Attorney Sanders says Sarah Palin wins 2008 Dodo Award for challenging federal designation that polar bears are an endangered species.


The Center for Biological Diversity awarded Alaska Governor Sarah Palin the 2008 Rubber Dodo Award. Governor Palin won the award for fighting the Department of Interior’s designation of the polar bear as a threatened species. The polar bear is threatened by a shrinking habitat due to global warming.

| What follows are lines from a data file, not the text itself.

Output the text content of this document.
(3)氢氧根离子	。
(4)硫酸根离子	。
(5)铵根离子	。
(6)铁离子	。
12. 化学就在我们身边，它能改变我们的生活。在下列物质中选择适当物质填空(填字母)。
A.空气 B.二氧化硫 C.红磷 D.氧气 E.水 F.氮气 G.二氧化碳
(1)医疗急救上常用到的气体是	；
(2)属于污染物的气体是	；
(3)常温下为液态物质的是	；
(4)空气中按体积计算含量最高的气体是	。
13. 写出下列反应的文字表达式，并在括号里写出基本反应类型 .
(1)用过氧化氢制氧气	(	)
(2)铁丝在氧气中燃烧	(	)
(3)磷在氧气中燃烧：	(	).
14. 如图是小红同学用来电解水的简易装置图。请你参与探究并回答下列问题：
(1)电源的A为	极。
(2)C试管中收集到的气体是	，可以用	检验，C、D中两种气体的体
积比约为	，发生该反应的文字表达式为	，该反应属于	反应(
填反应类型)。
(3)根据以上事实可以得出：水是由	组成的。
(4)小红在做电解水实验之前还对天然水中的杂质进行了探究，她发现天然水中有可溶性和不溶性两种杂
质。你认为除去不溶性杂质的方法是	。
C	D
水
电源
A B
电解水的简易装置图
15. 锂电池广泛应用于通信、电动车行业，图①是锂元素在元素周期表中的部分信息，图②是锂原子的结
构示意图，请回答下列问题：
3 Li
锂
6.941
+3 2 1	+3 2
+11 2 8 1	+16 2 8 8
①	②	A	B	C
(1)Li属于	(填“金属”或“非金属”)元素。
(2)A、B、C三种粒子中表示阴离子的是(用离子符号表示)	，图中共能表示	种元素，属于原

It is widely reported that Gov. Palin believes global warming is due to solely a close snuggly hug from God rather than from man-made activities.


Gov. Palin has repeatedly asserted in public comments and speeches that scientists from Alaska’s Department of Fish and Game identified fatal flaws in computer models used by the U.S. Fish and Wildlife Service. The federal agency contends that the polar bear is threatened because of a substantial loss in sea ice. Seems the bears’ habitat is melting into the sea, and no ice means no polar bears in the wild.


When challenged to put up or shut up by several environmental groups, Gov. Palin flatly refused to release the alleged state review. Palin then had Alaska file a lawsuit to challenge the federal agency’s determination that the polar bear may become extinct in the future because of a loss of sea ice.


Independent scientists eventually obtained a summary through the federal Freedom of Information Act, revealing that Palin had lied about the position of her state agency scientists. Contrary to the governor’s public statements, Alaskan state mammalogists concurred with the Fish and Wildlife Service determination that Arctic sea ice is melting at an extraordinary rate and threatens the polar bear with extinction. That means in a nutshell the lawsuit filed by Alaska to overturn the Department of Interior’s designation of the polar bear as a threaten species is frivolous and without merit. Further debunking Gov. Palin’s position, the U.S. Geological Survey announced that the 2008 summertime Arctic sea-ice melt was the second greatest on record, nearly matching the extraordinary melt of 2007.
The Center for Biological Diversity is a nonprofit conservation organization with more than 180,000 members and online activists dedicated to the protection of endangered species and wild places.